MagPad Dinner Table

MagPad Dinner Table

Tuesday, August 10, 2010

How to Freeze Tomatoes

What do you do when your tomato crop explodes ?

1. Give some to your friends and neighbors who would like some fresh garden tomatoes.

2. Freeze the rest to use later when you make a pot spaghetti or chili on a winter's night.

This post will tell you how to get from this.... this.

I found a web site that explains how to freeze tomatoes much better than I could. You can get to the site by clicking here or you can read how to do it below.

Freezing is the easiest and safest way to preserve tomatoes from your garden or the farmers market. Freezing locks in summer fresh flavor and nutrients so you can enjoy delicious tomatoes in soups and sauces all winter long!

Things You'll Need:

  • Fresh tomatoes
  • Serrated paring knife
  • Stockpot
  • Boiling water
  • Large bowl of ice water
  • Zip closure freezer bags

Step 1

Vine ripened tomatoes taste best fresh or frozen. If you didn't grow your own tomatoes, pay a visit to your local farmer's market for a wide selection of ripe tomatoes. Pick tomatoes that are fully colored and tender, but not mushy or soft.

Step 2

Clean the tomatoes by rinsing them individually under a stream of running water. Gently rub the surface of the fruit to remove any soil. If you aren't sure if the tomatoes are organic, wash them with a mild fruit and vegetable cleaner to help remove pesticide and herbicide residues, then rinse well.

Step 3

Pop the stem off the tomatoes. If it is stubborn, use a knife to carefully remove the stem.

Step 4

Fill a stockpot with water and bring it to a rapid boil. Dip 2 to 3 tomatoes at a time into the water. Remove the tomatoes from the pot with a slotted spoon when the skins begin to loosen (after about 30 seconds).

Step 5

Plunge the tomatoes immediately into an ice water bath. This stops the tomatoes from cooking and further loosens the skins.

Step 6

Slide the skins off the tomatoes and compost them. Use a serrated knife to remove any stubborn bits of peel and cut out the core of the tomato. At this point you can freeze the tomatoes whole or cut them into halves or quarters.

Step 7

Pack the tomatoes into freezer bags, leaving one inch of headroom at the top of the bag. Freezer bags that have a zipper seal work best. Squeeze the air of the bag and zip the top close.

Step 8

Save room in your freezer by laying the bags of tomatoes flat on a freezer shelf. Once frozen, stack the bags wherever you would like in the freezer. Frozen tomatoes stay fresh for up to one year and taste best cooked into soups, stews, and sauces.
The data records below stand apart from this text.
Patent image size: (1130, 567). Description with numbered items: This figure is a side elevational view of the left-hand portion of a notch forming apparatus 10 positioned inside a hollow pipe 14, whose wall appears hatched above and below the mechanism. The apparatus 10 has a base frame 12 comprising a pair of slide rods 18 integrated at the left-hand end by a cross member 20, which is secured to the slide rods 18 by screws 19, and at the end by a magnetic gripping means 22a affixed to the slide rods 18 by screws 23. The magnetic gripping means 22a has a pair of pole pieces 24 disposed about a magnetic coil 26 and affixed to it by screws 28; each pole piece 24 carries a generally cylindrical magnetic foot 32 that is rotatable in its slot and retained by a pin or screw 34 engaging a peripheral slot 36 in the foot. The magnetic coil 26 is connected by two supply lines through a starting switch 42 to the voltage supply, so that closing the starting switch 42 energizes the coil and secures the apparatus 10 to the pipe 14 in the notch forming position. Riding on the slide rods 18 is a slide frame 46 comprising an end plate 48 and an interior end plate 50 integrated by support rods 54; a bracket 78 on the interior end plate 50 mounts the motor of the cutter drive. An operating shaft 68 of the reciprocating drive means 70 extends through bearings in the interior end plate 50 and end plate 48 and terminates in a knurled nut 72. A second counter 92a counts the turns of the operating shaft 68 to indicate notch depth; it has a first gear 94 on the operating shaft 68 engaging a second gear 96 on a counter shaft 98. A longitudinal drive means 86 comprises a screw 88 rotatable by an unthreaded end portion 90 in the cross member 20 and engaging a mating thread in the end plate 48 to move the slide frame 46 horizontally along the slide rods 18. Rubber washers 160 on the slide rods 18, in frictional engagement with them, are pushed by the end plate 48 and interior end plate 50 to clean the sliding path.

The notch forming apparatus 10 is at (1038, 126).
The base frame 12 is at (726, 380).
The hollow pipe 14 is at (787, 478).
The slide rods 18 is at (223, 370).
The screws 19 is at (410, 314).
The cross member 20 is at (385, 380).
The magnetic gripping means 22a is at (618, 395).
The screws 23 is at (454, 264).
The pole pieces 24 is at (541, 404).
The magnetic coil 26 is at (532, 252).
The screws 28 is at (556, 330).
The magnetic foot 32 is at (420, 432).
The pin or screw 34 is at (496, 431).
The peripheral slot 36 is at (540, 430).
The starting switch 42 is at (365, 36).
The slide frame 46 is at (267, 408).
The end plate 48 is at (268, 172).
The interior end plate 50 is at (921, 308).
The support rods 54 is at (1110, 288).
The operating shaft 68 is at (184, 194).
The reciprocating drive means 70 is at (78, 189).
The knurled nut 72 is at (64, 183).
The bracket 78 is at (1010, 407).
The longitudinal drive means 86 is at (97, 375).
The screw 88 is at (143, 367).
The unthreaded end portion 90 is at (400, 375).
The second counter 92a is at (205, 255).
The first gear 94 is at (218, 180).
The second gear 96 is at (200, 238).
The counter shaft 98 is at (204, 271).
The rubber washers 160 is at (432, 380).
When I do step 6, I take it one step further and after I quarter the tomatoes and put them in a big bowl. Then I take my clean hands and squish them all up. (who likes big chunks of tomatoes in your spaghetti sauce? Not my kids!) Then I ladle them into a quart ziploc bag. Walmart brand are a cheaper price. (Be sure you squeeze the air out of the bag.)


1 comment:

Janelle said...

Wish I had this to look forward to...the frost killed all but one of our tomato plants!